Uncertain futures, a general sense of fear,
Takes hold of you and cuts into your soul,
So you palpitate and snap and use a word
That might cut me, but who cares? I’m not you.
I’m part of unpredictable, absurd.
It comes upon you; I notice every clue.
My job is to absorb it like some spring
Mounted building on a fault line in Peru.
Sometimes you shun me, other times you cling
To me for comfort and I accept that it’s just “you.”
When I’ve got you back to calm and you say “Sorry,”
I feel closer to you then than I can show.
To be avalanched in anger, angst and worry;
I see the “me” of nineteen years ago:
The “me” at the age that you are now
Rejection-fear so strong I dare not send
My writing into journals, scared of how
I would take it.

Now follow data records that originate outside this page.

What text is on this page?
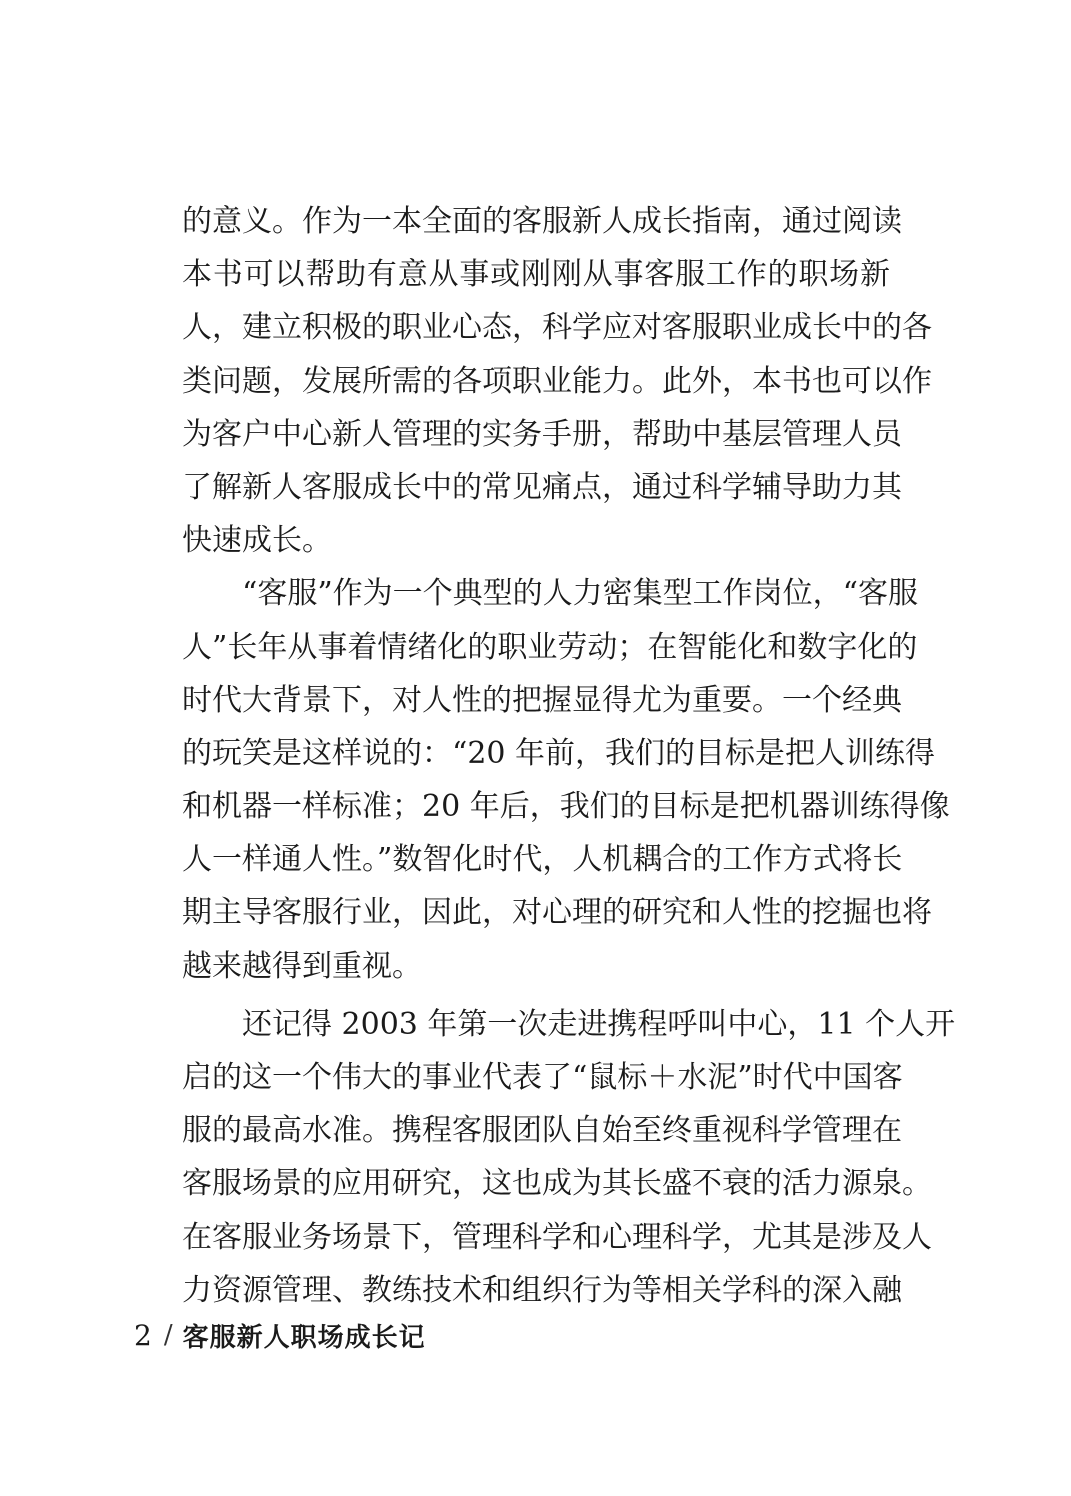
的意义。作为一本全面的客服新人成长指南，通过阅读
本书可以帮助有意从事或刚刚从事客服工作的职场新
人，建立积极的职业心态，科学应对客服职业成长中的各
类问题，发展所需的各项职业能力。此外，本书也可以作
为客户中心新人管理的实务手册，帮助中基层管理人员
了解新人客服成长中的常见痛点，通过科学辅导助力其
快速成长。
“客服”作为一个典型的人力密集型工作岗位，“客服
人”长年从事着情绪化的职业劳动；在智能化和数字化的
时代大背景下，对人性的把握显得尤为重要。一个经典
的玩笑是这样说的：“20 年前，我们的目标是把人训练得
和机器一样标准；20 年后，我们的目标是把机器训练得像
人一样通人性。”数智化时代，人机耦合的工作方式将长
期主导客服行业，因此，对心理的研究和人性的挖掘也将
越来越得到重视。
还记得 2003 年第一次走进携程呼叫中心，11 个人开
启的这一个伟大的事业代表了“鼠标＋水泥”时代中国客
服的最高水准。携程客服团队自始至终重视科学管理在
客服场景的应用研究，这也成为其长盛不衰的活力源泉。
在客服业务场景下，管理科学和心理科学，尤其是涉及人
力资源管理、教练技术和组织行为等相关学科的深入融
2 / 客服新人职场成长记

Would I contemplate the end?
Fear of talking about money. If things changed,
I would shout it like some primal, tribal chant,
Infantile and manically deranged:
“I can’t do this, I can’t do this; I just can’t!”
Now, when I hear those words from you,
I know that only I can understand
The sensations, fear of chaos, fear of new,
That traps you like a foal in mud and sand.

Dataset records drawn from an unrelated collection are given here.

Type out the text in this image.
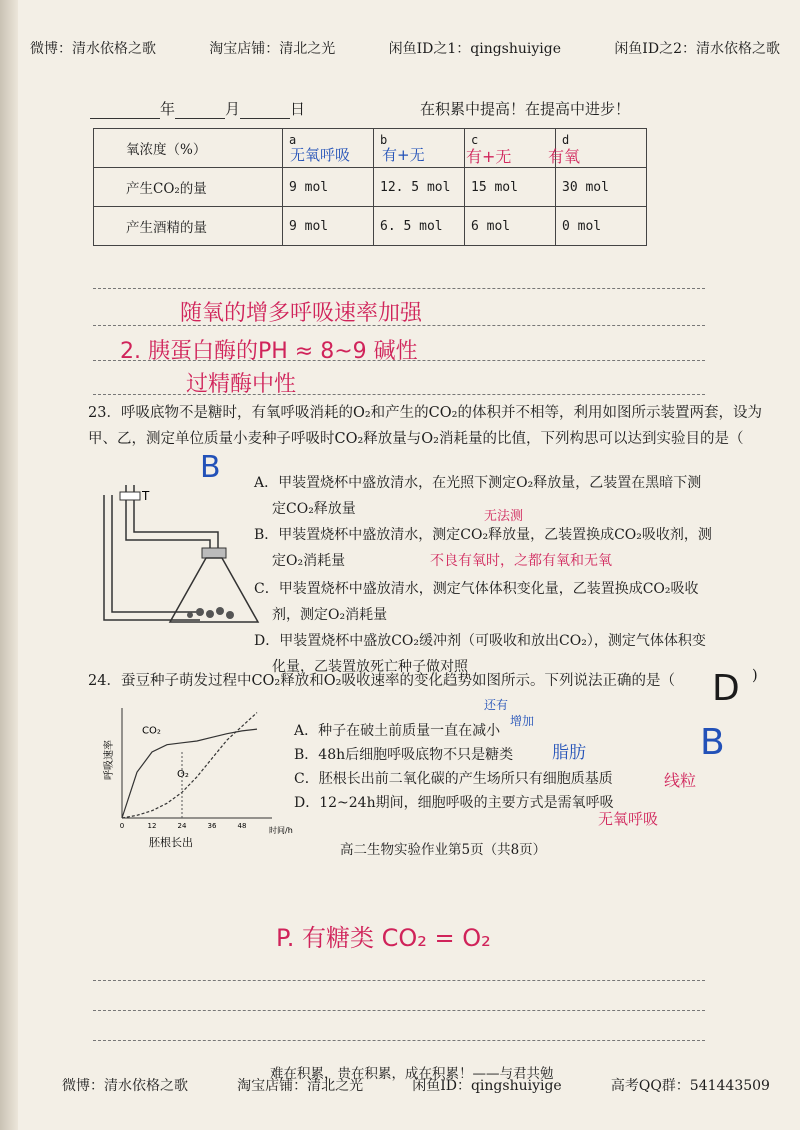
微博：清水依格之歌	淘宝店铺：清北之光	闲鱼ID之1：qingshuiyige	闲鱼ID之2：清水依格之歌
年	月	日	在积累中提高！在提高中进步！
氧浓度（%）	a	b	c	d
产生CO₂的量	9 mol	12. 5 mol	15 mol	30 mol
产生酒精的量	9 mol	6. 5 mol	6 mol	0 mol
无氧呼吸 有+无	有+无 有氧
随氧的增多呼吸速率加强
2. 胰蛋白酶的PH ≈ 8~9 碱性
过精酶中性
23．呼吸底物不是糖时，有氧呼吸消耗的O₂和产生的CO₂的体积并不相等，利用如图所示装置两套，设为甲、乙，测定单位质量小麦种子呼吸时CO₂释放量与O₂消耗量的比值，下列构思可以达到实验目的是（
B
T
A．甲装置烧杯中盛放清水，在光照下测定O₂释放量，乙装置在黑暗下测
定CO₂释放量
B．甲装置烧杯中盛放清水，测定CO₂释放量，乙装置换成CO₂吸收剂，测
定O₂消耗量
C．甲装置烧杯中盛放清水，测定气体体积变化量，乙装置换成CO₂吸收
剂，测定O₂消耗量
D．甲装置烧杯中盛放CO₂缓冲剂（可吸收和放出CO₂），测定气体体积变
化量，乙装置放死亡种子做对照
无法测
不良有氧时，之都有氧和无氧
24．蚕豆种子萌发过程中CO₂释放和O₂吸收速率的变化趋势如图所示。下列说法正确的是（	)
D
B
0	12	24	36	48
CO₂
O₂
呼吸速率
时间/h
胚根长出
A．种子在破土前质量一直在减小
B．48h后细胞呼吸底物不只是糖类
C．胚根长出前二氧化碳的产生场所只有细胞质基质
D．12~24h期间，细胞呼吸的主要方式是需氧呼吸
脂肪
还有
线粒
无氧呼吸
增加
高二生物实验作业第5页（共8页）
P. 有糖类 CO₂ = O₂
难在积累，贵在积累，成在积累！——与君共勉
微博：清水依格之歌	淘宝店铺：清北之光	闲鱼ID：qingshuiyige	高考QQ群：541443509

Is our age gap merely a statistic?
Or must love on the spectrum so ensue?
To be soul mates you both must be autistic,
But the young girl will need guiding through
The shattering emotions that transfix her,
While the man, a wounded-healer, like a priest,
Controls his now, and age is an elixir
That mellows; the most frightening pains have ceased.
The job description wasn’t clergyman, but clear:
You have autistic breakdowns, lose control . . .
LUCIUS FALKLAND is the nom-de-plume of a writer and academic from London.